Background: Although patients with end-stage renal disease (ESRD) are at increased risk for bone loss, the risk of hip fracture in this population is not known. We compared the risk of hip fracture among dialysis patients with the general population.
Methods: We used data from the United States Renal Data System (USRDS) to identify all new Caucasian dialysis patients who began dialysis between January 1, 1989, and December 31, 1996. All hip fractures occurring during this time period were ascertained. The observed number of hip fractures was compared with the expected number based on the experience of residents of Olmstead County (MN, USA). Standardized incidence ratios were calculated as the ratio between observed and expected. The risk attributable to ESRD was calculated as the difference between the observed and expected rate of hip fracture per 1000 person-years.

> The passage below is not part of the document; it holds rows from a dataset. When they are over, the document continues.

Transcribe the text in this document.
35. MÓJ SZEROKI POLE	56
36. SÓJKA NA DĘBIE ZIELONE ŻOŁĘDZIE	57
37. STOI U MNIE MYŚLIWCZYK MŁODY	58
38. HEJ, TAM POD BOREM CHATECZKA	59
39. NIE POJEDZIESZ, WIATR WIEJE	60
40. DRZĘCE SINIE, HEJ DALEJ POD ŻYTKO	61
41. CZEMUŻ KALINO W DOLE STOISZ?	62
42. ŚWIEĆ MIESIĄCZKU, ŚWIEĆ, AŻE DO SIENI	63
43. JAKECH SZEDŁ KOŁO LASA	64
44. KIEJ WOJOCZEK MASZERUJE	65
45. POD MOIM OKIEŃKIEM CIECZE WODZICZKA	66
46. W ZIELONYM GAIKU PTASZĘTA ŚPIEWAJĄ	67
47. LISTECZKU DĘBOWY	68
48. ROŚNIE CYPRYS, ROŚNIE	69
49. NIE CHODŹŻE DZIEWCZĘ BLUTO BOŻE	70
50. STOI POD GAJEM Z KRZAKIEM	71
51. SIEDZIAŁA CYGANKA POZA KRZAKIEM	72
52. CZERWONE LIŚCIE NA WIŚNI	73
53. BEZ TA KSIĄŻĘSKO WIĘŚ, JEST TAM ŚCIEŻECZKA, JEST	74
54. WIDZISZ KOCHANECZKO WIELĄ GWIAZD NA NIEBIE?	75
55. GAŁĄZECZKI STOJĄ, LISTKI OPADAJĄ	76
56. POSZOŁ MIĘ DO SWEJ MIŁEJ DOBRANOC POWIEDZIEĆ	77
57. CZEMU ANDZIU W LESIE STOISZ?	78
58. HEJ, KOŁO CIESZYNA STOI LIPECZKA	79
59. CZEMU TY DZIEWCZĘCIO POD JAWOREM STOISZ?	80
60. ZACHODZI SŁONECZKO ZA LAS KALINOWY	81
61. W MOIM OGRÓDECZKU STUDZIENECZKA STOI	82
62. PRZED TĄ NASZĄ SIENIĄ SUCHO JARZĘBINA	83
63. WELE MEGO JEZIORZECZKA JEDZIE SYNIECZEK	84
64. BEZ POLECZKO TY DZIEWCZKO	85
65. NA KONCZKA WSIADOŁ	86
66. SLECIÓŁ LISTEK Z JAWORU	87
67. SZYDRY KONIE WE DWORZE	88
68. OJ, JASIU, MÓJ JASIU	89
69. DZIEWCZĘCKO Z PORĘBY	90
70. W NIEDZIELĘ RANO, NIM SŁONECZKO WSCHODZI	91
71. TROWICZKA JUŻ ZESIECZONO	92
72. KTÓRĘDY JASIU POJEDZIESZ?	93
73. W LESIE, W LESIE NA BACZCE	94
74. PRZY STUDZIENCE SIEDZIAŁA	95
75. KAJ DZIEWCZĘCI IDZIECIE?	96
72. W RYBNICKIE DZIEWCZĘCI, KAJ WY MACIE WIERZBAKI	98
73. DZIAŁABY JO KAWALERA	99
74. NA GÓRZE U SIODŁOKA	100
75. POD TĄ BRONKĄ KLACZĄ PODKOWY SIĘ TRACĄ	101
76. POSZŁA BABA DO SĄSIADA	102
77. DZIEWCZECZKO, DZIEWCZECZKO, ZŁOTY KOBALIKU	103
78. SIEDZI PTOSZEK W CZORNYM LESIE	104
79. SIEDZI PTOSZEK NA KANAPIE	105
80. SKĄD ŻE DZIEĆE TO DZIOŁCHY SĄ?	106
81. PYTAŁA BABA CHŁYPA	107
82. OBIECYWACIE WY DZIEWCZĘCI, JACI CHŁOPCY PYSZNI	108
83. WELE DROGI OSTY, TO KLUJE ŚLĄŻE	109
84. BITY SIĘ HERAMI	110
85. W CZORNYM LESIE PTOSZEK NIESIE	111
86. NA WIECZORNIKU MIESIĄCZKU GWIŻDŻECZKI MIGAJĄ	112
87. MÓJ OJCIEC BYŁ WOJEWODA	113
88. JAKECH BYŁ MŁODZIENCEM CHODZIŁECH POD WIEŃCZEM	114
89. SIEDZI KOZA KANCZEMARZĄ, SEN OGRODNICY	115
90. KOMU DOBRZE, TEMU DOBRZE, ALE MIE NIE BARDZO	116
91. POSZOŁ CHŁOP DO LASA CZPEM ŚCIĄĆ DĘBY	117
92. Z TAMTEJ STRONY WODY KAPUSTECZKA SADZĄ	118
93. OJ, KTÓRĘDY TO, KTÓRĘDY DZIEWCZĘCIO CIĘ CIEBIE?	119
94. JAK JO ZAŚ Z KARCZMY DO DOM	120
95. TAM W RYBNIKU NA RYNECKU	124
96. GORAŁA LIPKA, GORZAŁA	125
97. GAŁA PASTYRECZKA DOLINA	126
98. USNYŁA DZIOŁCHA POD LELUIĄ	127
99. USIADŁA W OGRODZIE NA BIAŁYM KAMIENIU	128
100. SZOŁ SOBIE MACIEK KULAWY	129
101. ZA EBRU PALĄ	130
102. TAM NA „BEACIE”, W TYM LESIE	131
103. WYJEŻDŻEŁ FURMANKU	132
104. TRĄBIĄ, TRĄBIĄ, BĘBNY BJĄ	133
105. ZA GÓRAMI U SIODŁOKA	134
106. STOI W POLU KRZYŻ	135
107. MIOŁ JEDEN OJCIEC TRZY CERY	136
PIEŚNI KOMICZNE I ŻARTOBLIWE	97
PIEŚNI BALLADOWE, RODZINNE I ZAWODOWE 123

Results: The number of dialysis patients was 326,464 (55.9% male and 44.1% female). There were 6542 hip fractures observed during the follow-up period of 643, 831 patient years. The overall incidence of hip fracture was 7.45 per 1000 person years for males and 13.63 per 1000 person years for females. The overall relative risk for hip fracture was 4.44 (95% CI, 4.16 to 4.75) for male dialysis patients and 4.40 (95% CI, 4.17 to 4.64) for female dialysis patients compared with people of the same sex in the general population. While the age-specific relative risk of hip fracture was highest in the youngest age groups, the added risks of fracture associated with dialysis rose steadily with increasing age. The relative risk of hip fracture increased as time since first dialysis increased.
Conclusions: The overall risk of hip fracture among Caucasian patients with ESRD is considerably higher than in the general population, independent of age and gender.